Valentine’s Day is said to take its origin from 3 rd Century Rome as a tribute to St. Valentine, a Catholic bishop.
Before the establishment of Valentine's Day, the Romans had practised a pagan celebration in mid-February. The celebration featured a lottery in which young men would draw the names of teenage girls from a box. The girl assigned to each young man would be his companion for a year.

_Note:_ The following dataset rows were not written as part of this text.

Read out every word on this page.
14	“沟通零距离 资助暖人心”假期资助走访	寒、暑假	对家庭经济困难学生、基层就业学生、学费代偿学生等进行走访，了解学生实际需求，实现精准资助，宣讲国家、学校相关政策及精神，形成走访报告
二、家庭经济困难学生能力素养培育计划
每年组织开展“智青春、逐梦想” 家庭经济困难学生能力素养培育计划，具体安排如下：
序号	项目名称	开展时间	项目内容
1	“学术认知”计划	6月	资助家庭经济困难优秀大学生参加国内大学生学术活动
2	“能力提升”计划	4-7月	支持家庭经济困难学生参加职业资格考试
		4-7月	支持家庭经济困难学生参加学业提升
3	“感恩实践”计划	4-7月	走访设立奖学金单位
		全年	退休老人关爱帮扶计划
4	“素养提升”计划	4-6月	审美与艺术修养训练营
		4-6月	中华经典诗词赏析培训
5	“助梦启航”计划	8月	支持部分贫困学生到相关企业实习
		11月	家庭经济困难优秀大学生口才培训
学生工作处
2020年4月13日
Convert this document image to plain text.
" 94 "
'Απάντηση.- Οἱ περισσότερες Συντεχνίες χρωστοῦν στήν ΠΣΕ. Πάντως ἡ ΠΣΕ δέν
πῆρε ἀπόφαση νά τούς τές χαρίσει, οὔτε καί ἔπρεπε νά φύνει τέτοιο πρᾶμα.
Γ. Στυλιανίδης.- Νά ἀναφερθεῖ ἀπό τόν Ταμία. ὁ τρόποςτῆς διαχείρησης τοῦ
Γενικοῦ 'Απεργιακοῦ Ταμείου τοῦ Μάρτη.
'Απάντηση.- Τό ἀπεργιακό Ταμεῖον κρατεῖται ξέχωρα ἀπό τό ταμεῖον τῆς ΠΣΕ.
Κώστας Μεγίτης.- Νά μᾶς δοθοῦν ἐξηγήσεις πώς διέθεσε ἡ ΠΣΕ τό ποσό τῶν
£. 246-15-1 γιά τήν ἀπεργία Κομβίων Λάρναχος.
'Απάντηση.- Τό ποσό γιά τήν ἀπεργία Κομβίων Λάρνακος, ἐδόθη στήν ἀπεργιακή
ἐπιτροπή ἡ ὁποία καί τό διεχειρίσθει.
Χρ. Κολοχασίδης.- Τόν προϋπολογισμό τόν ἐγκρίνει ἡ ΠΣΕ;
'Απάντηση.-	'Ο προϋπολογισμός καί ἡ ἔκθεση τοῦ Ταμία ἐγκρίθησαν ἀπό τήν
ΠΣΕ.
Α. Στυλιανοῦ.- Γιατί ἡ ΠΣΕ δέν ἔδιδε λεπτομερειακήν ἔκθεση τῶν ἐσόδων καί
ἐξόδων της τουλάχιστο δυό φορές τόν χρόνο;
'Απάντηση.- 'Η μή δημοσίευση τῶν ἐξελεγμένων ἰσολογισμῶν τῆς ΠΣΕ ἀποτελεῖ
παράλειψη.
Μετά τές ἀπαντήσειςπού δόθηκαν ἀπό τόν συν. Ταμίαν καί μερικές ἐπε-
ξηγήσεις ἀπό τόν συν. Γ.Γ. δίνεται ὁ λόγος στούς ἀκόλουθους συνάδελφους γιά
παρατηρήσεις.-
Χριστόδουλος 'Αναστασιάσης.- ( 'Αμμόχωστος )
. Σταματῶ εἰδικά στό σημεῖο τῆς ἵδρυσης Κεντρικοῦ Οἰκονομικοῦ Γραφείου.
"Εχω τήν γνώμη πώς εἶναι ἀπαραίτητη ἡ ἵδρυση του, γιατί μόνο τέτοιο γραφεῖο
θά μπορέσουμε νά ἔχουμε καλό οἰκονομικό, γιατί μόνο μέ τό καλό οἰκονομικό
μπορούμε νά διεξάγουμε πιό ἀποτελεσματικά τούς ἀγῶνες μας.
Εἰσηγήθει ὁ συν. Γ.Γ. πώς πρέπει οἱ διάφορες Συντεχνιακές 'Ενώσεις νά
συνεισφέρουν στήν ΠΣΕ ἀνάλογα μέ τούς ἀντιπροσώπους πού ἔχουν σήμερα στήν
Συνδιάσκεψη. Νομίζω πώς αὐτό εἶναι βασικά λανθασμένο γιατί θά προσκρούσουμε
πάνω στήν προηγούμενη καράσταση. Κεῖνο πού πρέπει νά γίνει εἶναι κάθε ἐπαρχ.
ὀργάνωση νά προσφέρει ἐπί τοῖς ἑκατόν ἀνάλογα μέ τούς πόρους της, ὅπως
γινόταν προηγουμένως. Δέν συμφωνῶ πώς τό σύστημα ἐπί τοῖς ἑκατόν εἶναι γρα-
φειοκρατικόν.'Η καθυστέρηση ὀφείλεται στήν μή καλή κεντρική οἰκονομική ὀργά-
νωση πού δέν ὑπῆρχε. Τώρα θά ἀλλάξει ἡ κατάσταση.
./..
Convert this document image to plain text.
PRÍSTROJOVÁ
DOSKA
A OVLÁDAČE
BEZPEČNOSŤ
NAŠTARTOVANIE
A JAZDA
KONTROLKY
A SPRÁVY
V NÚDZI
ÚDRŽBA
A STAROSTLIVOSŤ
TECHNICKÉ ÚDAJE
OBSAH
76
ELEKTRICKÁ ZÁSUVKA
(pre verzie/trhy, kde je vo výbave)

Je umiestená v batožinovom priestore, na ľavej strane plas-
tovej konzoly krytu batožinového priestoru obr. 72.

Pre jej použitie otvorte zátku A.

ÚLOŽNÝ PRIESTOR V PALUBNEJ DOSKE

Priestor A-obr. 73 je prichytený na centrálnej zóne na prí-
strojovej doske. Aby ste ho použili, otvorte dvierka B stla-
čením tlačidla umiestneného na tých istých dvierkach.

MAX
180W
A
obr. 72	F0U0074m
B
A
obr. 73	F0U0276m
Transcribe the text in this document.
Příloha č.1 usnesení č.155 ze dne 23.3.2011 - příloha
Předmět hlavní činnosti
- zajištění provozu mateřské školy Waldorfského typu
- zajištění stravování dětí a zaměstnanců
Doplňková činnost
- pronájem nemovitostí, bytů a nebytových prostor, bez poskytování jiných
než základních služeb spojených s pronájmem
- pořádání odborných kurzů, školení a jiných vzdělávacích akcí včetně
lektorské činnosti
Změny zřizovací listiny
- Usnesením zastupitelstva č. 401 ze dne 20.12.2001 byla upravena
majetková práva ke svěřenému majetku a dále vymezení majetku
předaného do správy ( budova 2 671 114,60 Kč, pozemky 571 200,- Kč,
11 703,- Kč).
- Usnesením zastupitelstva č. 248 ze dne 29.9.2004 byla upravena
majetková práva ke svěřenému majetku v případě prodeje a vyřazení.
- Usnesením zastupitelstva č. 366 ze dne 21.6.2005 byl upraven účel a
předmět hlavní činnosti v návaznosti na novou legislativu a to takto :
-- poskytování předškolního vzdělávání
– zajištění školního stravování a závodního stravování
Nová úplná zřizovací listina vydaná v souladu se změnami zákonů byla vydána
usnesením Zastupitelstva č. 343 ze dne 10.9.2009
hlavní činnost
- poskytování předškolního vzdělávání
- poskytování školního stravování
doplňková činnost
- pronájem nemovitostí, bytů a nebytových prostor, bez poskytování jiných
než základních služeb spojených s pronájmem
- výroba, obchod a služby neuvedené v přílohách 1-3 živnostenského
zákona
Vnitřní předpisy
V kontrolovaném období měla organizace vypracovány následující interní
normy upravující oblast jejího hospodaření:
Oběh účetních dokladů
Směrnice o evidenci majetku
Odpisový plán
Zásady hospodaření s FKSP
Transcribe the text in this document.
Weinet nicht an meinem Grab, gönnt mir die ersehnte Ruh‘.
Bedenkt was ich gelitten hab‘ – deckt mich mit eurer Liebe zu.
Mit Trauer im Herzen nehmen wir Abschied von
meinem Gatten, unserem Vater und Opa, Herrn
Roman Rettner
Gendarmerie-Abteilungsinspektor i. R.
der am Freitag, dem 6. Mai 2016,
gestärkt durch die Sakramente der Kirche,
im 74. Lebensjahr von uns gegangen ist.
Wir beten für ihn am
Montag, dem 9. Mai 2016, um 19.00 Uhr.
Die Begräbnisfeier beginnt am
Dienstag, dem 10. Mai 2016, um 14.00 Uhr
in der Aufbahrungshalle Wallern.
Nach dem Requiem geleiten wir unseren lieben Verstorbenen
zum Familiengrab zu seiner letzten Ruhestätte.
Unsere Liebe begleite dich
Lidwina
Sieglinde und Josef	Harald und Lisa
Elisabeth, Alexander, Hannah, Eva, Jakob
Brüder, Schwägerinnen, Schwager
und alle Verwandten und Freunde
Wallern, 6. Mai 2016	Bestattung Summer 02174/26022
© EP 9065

Roman Emperor Claudius banned marriage from his empire. But Valentine secretly performed marriages. When Claudius found out about Valentine, he sentenced him to death.
While in prison, Valentine fell in love with the blind daughter of his jailer. Before his death, he sent a farewell message to her, signed "From your Valentine." The phrase is still used on Valentine cards today.
In Great Britain, Valentine’s Day became popular in the 17 th century. Lovers and friends exchanged small tokens of affection and handwritten notes. By the end of the 18 th century, printed cards replaced handwritten notes.
Valentine's Day was imported to North America in the 19 th century by British settlers. In the second half of the 20 th century, the practice of giving gifts along with paper-laced cards became popular. Roses, candies and chocolates are the most commonly exchanged Valentine's Day Gifts.
Today, it is estimated that one billion Valentine cards are sent each year, 85% of which are sent by women. Valentine’s Day is mostly celebrated in the United States, Mexico, the United Kingdom, Ireland, France and Australia.